I was asked to calculate the nth derivative of $f(x) =\frac{x}{x+1}$. My solution:

$$ f'(x) = (x+1)^{-2}$$ $$f''(x) = (-2)(x+1)^{-3}$$ $$f'''(x) = (-2)(-3)(x+1)^{-4}$$ $$f^{n}(x) = n!(x+1)^{-(n+1)} . (-1)^{n+1}$$

I was confident that I got the right answer, but when I check the memo, it said the answer was the same as mine except for the $(-1)$ part. It said $(-1)^{n-1}$ instead of what I said. My question is is it still right anyways?

Answer 1

Hint: $\dfrac{x}{x+1}=1-\dfrac1{x+1}$

In other words, your solution looks correct.
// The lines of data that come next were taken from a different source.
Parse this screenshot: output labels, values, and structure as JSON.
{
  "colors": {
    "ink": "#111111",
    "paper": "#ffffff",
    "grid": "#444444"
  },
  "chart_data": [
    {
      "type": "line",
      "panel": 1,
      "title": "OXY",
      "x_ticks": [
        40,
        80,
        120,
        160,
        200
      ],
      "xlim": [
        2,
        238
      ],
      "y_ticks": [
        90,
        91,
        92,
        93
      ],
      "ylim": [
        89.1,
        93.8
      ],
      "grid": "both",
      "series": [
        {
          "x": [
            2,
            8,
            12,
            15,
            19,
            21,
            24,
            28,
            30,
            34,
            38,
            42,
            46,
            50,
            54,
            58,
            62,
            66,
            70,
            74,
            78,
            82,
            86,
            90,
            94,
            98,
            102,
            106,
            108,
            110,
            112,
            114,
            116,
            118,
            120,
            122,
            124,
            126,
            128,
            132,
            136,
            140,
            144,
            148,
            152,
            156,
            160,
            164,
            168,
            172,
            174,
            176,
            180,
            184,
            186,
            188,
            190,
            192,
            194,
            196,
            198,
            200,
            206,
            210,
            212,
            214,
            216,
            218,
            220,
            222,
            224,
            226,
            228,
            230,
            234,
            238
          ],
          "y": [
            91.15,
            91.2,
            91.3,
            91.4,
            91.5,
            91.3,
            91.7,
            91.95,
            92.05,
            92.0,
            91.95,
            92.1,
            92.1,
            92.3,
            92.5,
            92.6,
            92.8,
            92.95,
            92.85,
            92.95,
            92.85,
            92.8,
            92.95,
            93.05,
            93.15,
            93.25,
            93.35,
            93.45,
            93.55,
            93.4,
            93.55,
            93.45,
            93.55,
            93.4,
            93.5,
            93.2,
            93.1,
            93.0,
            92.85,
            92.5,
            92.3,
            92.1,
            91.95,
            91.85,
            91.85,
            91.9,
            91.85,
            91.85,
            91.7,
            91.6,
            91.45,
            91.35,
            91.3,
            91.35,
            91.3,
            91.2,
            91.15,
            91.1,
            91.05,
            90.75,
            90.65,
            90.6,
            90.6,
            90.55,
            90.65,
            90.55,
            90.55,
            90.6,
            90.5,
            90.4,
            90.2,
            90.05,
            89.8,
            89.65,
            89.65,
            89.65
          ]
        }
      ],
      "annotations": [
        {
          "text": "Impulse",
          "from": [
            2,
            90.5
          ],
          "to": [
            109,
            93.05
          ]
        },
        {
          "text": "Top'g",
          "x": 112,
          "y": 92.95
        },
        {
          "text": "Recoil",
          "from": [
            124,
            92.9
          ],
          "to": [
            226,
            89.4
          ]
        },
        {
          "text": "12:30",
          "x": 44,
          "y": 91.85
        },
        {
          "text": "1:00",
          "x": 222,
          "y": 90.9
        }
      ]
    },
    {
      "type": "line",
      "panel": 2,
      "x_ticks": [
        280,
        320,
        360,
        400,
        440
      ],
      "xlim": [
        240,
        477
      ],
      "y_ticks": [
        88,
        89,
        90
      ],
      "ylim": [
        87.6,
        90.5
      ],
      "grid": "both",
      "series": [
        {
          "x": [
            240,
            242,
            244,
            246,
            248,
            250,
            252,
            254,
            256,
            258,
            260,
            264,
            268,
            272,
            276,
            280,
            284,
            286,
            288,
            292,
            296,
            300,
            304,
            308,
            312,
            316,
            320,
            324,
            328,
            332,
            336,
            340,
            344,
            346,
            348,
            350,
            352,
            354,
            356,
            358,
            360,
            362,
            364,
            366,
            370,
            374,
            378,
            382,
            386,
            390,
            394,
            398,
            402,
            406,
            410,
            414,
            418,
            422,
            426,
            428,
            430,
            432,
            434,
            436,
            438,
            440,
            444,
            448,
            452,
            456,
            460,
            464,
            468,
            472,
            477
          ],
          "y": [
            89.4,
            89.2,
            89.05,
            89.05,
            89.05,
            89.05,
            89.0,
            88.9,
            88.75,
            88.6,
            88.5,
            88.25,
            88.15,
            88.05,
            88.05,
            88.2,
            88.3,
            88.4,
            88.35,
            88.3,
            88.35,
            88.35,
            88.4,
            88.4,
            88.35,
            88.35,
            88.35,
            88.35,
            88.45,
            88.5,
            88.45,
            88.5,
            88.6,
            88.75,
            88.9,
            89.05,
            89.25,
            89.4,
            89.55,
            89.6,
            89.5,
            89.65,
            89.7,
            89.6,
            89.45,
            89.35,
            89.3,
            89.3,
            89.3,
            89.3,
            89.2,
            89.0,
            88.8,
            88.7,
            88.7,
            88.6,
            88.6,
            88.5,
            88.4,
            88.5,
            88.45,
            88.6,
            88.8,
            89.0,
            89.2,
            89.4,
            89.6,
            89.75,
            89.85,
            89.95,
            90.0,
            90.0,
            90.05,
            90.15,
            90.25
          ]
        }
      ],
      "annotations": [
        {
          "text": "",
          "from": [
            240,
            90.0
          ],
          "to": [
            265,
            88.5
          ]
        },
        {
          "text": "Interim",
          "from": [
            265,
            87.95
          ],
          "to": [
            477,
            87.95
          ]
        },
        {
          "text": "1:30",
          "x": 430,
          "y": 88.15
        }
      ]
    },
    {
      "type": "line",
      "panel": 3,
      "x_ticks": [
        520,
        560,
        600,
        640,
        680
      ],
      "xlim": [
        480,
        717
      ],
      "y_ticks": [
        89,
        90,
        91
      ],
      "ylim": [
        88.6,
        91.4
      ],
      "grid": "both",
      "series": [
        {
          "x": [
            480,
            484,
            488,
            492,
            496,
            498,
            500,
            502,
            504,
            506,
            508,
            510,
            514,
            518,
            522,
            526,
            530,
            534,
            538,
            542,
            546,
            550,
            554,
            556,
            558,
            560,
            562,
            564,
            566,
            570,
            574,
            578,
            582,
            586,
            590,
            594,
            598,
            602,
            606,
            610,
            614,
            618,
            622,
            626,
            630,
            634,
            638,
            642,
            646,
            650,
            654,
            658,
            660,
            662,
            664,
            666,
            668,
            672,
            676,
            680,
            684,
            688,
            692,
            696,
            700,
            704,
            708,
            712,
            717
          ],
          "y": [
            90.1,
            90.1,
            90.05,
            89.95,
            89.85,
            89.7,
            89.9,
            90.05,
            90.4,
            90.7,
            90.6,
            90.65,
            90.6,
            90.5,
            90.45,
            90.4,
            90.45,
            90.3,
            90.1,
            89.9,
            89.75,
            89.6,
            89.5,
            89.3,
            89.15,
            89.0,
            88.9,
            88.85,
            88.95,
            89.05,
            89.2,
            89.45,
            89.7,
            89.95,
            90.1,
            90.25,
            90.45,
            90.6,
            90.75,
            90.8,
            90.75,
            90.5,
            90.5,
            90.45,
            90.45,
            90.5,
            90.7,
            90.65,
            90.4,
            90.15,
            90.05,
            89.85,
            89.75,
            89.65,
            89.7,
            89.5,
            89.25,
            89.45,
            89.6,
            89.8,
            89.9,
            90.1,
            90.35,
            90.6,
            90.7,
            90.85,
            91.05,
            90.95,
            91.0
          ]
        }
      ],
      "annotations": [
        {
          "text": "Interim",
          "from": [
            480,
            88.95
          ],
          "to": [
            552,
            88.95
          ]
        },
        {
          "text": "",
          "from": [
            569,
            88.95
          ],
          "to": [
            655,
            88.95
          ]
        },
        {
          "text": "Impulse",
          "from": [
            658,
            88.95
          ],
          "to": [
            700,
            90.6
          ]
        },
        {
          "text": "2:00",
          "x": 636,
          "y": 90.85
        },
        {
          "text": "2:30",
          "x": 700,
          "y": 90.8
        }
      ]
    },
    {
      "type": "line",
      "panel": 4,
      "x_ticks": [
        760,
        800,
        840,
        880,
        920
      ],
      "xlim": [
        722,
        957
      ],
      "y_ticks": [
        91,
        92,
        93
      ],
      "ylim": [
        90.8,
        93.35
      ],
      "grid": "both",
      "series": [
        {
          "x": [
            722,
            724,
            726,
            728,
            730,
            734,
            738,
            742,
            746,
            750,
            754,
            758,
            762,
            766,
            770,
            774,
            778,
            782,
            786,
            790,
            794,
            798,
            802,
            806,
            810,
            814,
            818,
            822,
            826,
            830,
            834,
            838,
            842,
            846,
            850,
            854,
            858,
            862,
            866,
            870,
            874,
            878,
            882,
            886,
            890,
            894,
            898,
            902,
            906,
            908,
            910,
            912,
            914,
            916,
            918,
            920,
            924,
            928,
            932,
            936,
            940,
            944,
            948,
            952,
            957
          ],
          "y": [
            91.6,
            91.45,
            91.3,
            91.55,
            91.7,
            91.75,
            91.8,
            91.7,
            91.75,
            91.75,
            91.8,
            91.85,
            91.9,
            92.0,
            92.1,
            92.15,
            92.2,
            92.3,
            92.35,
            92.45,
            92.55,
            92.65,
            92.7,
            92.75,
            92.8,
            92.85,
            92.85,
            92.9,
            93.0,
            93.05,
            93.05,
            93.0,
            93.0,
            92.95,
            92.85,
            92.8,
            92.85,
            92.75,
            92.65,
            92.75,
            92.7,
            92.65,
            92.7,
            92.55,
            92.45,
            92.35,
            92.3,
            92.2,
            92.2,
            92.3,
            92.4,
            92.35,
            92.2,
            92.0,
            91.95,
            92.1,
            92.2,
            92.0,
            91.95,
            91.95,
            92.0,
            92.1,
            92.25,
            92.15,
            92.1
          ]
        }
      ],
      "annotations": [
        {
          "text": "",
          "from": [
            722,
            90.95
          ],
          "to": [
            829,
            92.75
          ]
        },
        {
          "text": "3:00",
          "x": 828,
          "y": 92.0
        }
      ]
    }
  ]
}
Note that $(-1)^{n-1}=(-1)^{n+1}$

Answer 2

Note that $$\frac x{x+1}=1-\frac1{x+1}=1-(x+1)^{-1}$$ So the $n$-th derivative is immediately seen to be $$-(-1)(-2)\ldots(-n)(x+1)^{-n-1}=\frac{(-1)^{n+1}n!}{(x+1)^{n+1}}$$ So you see that both your answer and the solution is right, but $(-1)^{n+1}$ seems to fit nicer with the exponent of $(x+1)$.

Answer 3

Of course it's right, you only have to realize that

$$(-1)^{n+1}=(-1)^{n-1+2}=(-1)^{n-1} (-1)^2 = (-1)^{n-1}$$

As a suggestion, you could try to prove your expression for $f^{(n)}(x)$ in a more rigorous way using induction, if you haven't done that so far! ;)